Nous voilà bien loin des emballements de prix recensés par les rapports sur le marché de l’art africain. Selon le dernier en date, pondu par le portail Barnebys, les tarifs des artistes africains auraient été multipliés par cinq ou dix en une décennie. Derrière les effets de loupe, la réalité se révèle plus contrastée. « On parle de 54 pays qui sont tous à des moments différents de leur évolution », insiste Touria Al-Glaoui.

Prenez le cas du Nigeria. Le pays jouit d’un marché intérieur très fort. Trop fort peut-être, ce qui a conduit les artistes à se reposer sur leurs lauriers. Or la chute du baril du pétrole a fortement affecté l’économie et, a fortiori, l’appétit des amateurs. « Depuis janvier, les Nigérians viennent voir les expositions, mais ils n’achètent pas, ce qui n’arrivait jamais avant », confie la galeriste de Lagos Caline Chagoury, qui présente un solo show de l’artiste helvéto-guinéenne Namsa Leuba.
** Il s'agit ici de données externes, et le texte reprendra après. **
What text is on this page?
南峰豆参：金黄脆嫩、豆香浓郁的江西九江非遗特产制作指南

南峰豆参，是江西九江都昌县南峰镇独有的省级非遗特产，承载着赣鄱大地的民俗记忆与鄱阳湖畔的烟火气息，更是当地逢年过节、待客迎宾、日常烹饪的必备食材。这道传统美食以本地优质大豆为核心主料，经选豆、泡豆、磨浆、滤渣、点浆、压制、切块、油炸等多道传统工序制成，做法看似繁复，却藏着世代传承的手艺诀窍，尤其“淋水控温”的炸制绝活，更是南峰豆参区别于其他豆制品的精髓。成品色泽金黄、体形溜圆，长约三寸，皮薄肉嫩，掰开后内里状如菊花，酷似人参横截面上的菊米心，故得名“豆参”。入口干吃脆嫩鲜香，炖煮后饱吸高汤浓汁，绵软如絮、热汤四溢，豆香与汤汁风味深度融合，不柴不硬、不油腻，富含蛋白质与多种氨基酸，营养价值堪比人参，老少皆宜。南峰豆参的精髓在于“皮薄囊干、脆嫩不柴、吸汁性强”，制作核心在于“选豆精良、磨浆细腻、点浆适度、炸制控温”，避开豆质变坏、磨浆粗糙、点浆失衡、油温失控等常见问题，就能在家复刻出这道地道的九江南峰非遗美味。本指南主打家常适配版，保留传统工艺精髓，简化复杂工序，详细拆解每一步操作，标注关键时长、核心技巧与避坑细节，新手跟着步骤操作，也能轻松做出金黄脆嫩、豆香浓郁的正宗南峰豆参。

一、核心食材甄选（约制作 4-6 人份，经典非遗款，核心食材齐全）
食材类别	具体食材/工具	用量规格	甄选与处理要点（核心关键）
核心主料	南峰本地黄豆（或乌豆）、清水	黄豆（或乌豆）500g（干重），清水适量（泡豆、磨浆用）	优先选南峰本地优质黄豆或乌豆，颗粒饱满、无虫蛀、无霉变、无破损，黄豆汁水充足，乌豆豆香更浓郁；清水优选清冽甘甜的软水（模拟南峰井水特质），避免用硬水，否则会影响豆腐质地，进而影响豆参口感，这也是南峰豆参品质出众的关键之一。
Namsa Leuba, « Passports »,de la série Zulu Kids, 2014. | Namsa Leuba/Courtesy Galerie Echo Art

Pour certains artistes du cru, habitués à voir leurs œuvres s’envoler à des prix insensés, la douche est glacée. « A Lagos, les artistes nigérians ont eu l’habitude de vendre sans problème leurs œuvres à 20 000 dollars. Mais une fois qu’ils se retrouvent en Occident, les gens qui ne les connaissent pas ne voient pas pourquoi ils dépenseraient ne serait-ce que 5 000 dollars pour leurs œuvres. Il faut que les Nigérians apprennent à réviser leurs prix quand ils sont ailleurs que chez eux », estime l’artiste nigérian Victor Ehikhamenor qui, avec ses totems et ses tentures mêlant passé et présent, jouit d’un solo show sur 1:54.

Pour les créateurs du Maghreb, la donne est différente : leur marché intérieur est faible, voire inexistant. Signe des temps, plusieurs galeries tunisiennes et marocaines sont présentes pour la première fois sur le salon. « Je sens que le vent tourne vers l’Afrique plutôt que vers le monde arabe », admet Nadia Amor, directrice de l’Atelier 21 à Casablanca et habituée de la foire d’art de Dubaï. « L’étiquette Afrique est plus solide, abonde sa consœur tunisienne Aïcha Gorgi. A tort ou à raison, je n’ai jamais cru au mirage du marché arabe. En Afrique, ce n’est pas l’argent qui a créé l’Histoire. L’Afrique est un berceau de l’Histoire. » Une histoire dont le public occidental commence tout juste à prendre la mesure.

Foire 1:54 à Londres, Somerset House, du 6 au 9 octobre.